From Meta, a Wikimedia project coordination wiki

Movement Strategy Implementation Grant 2022[edit]

In the last half of 2022, the Language Diversity Hub did interviews with 13 different language communities to explore the barriers they experienced when editing Wikipedia in their language. The goal was to document the challenges and barriers that exist, and explore how the hub can help reduce them. Here we will present findings from the research.

The full report is available on Wikimedia Commons.

  • The Full report includes: Abstract, Introduction, Method, Findings, Proposed next steps, and Concluding Remarks.
  • Below are copied the Findings and Proposed next steps.


Here you can watch our presentation of the report from Friday March 10.



(click to expand or collapse)
We set out on this project with an ambition to get clear pointers to where we could improve the platform technically to facilitate for the new language communities. The technical barriers we expected were not mentioned that much, instead the need for more training was a recurring need.

Language Technology
A limitation for the presence of many languages on the Internet in general, and by consequence also Wikipedia, is the availability of tools to write in that particular language. Appropriate keyboards and online dictionaries are unavailable for many of the communities we spoke with. This was mentioned as a clear challenge in seven of the language communities. There are reasons to believe that the tools for spell and grammar-checks are underdeveloped in most of the languages, but they might not consider it as a barrier for contributing to Wikipedia. Due to the context of that language, they might not even have the expectations to find those tools.

However, the lack of such tools is a barrier for using and producing digital, written content, and so this lack is a clear barrier for building a written encyclopedia.

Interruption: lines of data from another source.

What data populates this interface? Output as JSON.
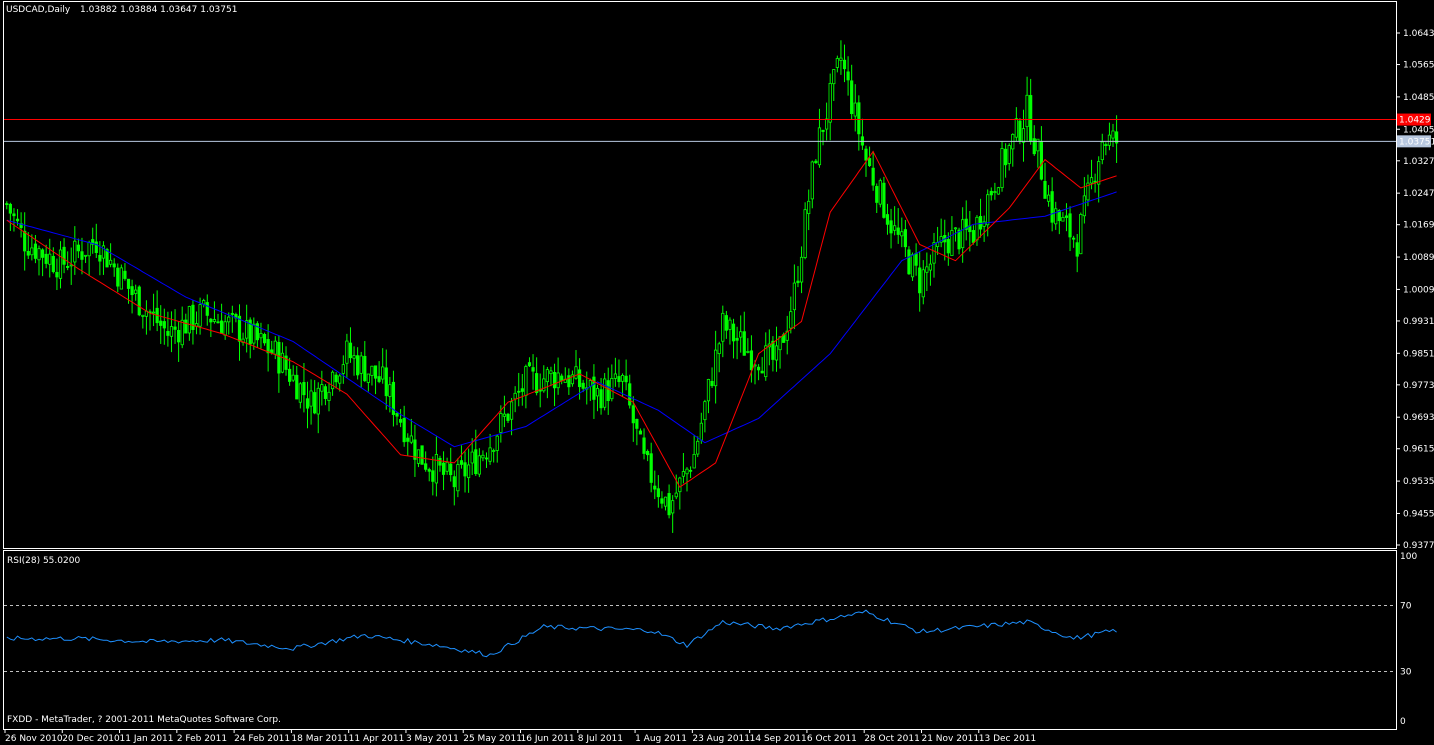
{
  "header": {
    "title": "USDCAD,Daily",
    "ohlc": "1.03882 1.03884 1.03647 1.03751"
  },
  "rsi_header": "RSI(28) 55.0200",
  "copyright": "FXDD - MetaTrader, ? 2001-2011 MetaQuotes Software Corp.",
  "hlines": [
    {
      "value": 1.0429,
      "label": "1.0429",
      "color": "#ff0000"
    },
    {
      "value": 1.03751,
      "label": "1.03751",
      "color": "#b8c8e0"
    }
  ],
  "colors": {
    "background": "#000000",
    "frame": "#ffffff",
    "candle": "#00ff00",
    "ma_fast": "#ff0000",
    "ma_slow": "#0000ff",
    "rsi_line": "#1e90ff"
  },
  "chart_data": [
    {
      "type": "candlestick",
      "title": "USDCAD,Daily",
      "ylim": [
        0.9377,
        1.0643
      ],
      "y_ticks": [
        "1.06430",
        "1.05650",
        "1.04850",
        "1.04050",
        "1.03270",
        "1.02470",
        "1.01690",
        "1.00890",
        "1.00090",
        "0.99310",
        "0.98510",
        "0.97730",
        "0.96930",
        "0.96150",
        "0.95350",
        "0.94550",
        "0.93770"
      ],
      "x_ticks": [
        "26 Nov 2010",
        "20 Dec 2010",
        "11 Jan 2011",
        "2 Feb 2011",
        "24 Feb 2011",
        "18 Mar 2011",
        "11 Apr 2011",
        "3 May 2011",
        "25 May 2011",
        "16 Jun 2011",
        "8 Jul 2011",
        "1 Aug 2011",
        "23 Aug 2011",
        "14 Sep 2011",
        "6 Oct 2011",
        "28 Oct 2011",
        "21 Nov 2011",
        "13 Dec 2011"
      ],
      "close_path": [
        [
          0,
          1.022
        ],
        [
          5,
          1.013
        ],
        [
          15,
          1.007
        ],
        [
          25,
          1.013
        ],
        [
          35,
          1.0
        ],
        [
          45,
          0.99
        ],
        [
          55,
          0.995
        ],
        [
          65,
          0.991
        ],
        [
          75,
          0.985
        ],
        [
          85,
          0.973
        ],
        [
          95,
          0.985
        ],
        [
          105,
          0.978
        ],
        [
          115,
          0.96
        ],
        [
          125,
          0.953
        ],
        [
          135,
          0.963
        ],
        [
          145,
          0.978
        ],
        [
          155,
          0.98
        ],
        [
          165,
          0.975
        ],
        [
          172,
          0.978
        ],
        [
          178,
          0.958
        ],
        [
          185,
          0.947
        ],
        [
          192,
          0.96
        ],
        [
          200,
          0.992
        ],
        [
          208,
          0.985
        ],
        [
          215,
          0.983
        ],
        [
          220,
          1.0
        ],
        [
          226,
          1.035
        ],
        [
          233,
          1.058
        ],
        [
          240,
          1.033
        ],
        [
          248,
          1.015
        ],
        [
          255,
          1.003
        ],
        [
          262,
          1.013
        ],
        [
          270,
          1.015
        ],
        [
          277,
          1.03
        ],
        [
          285,
          1.045
        ],
        [
          292,
          1.02
        ],
        [
          299,
          1.013
        ],
        [
          306,
          1.038
        ],
        [
          310,
          1.0375
        ]
      ],
      "ma_fast_path": [
        [
          0,
          1.018
        ],
        [
          20,
          1.006
        ],
        [
          40,
          0.995
        ],
        [
          60,
          0.99
        ],
        [
          80,
          0.983
        ],
        [
          95,
          0.975
        ],
        [
          110,
          0.96
        ],
        [
          125,
          0.958
        ],
        [
          140,
          0.973
        ],
        [
          160,
          0.98
        ],
        [
          175,
          0.973
        ],
        [
          188,
          0.952
        ],
        [
          198,
          0.958
        ],
        [
          210,
          0.985
        ],
        [
          222,
          0.993
        ],
        [
          230,
          1.02
        ],
        [
          242,
          1.035
        ],
        [
          255,
          1.012
        ],
        [
          265,
          1.008
        ],
        [
          280,
          1.021
        ],
        [
          290,
          1.033
        ],
        [
          300,
          1.026
        ],
        [
          310,
          1.029
        ]
      ],
      "ma_slow_path": [
        [
          0,
          1.018
        ],
        [
          25,
          1.012
        ],
        [
          50,
          0.999
        ],
        [
          80,
          0.988
        ],
        [
          110,
          0.97
        ],
        [
          125,
          0.962
        ],
        [
          145,
          0.967
        ],
        [
          165,
          0.978
        ],
        [
          182,
          0.971
        ],
        [
          195,
          0.963
        ],
        [
          210,
          0.969
        ],
        [
          230,
          0.985
        ],
        [
          250,
          1.008
        ],
        [
          270,
          1.017
        ],
        [
          290,
          1.019
        ],
        [
          310,
          1.025
        ]
      ]
    },
    {
      "type": "line",
      "title": "RSI(28) 55.0200",
      "ylim": [
        0,
        100
      ],
      "y_ticks": [
        "100",
        "70",
        "30",
        "0"
      ],
      "levels": [
        70,
        30
      ],
      "x": [
        0,
        20,
        40,
        60,
        80,
        100,
        120,
        135,
        150,
        165,
        180,
        190,
        200,
        215,
        230,
        240,
        255,
        270,
        285,
        298,
        310
      ],
      "values": [
        50,
        50,
        48,
        49,
        44,
        52,
        46,
        40,
        57,
        56,
        55,
        46,
        60,
        56,
        62,
        66,
        54,
        57,
        60,
        50,
        55.02
      ]
    }
  ]
}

Our major challenge is how to type the special keys in Dagbani. Most of our contributors are using mibile phones, while others are using laptops. With android phones you can use the Ghanian keyboard, but with other devices you have to install a keyboard for a fee. Please, we need a lot of help with regards to this challenge.
Contributor to Wikipedia in Dagbani.

Finding the right translations for some of the technical terms has also been a challenge in several of the communities. The Paiwan community describes meetings where language users from different regions come together and discuss words and expressions. Many of the technical terms have no equivalent in these languages, and good processes for establishing new terminology on the conditions of the language will be of value for the languages in total.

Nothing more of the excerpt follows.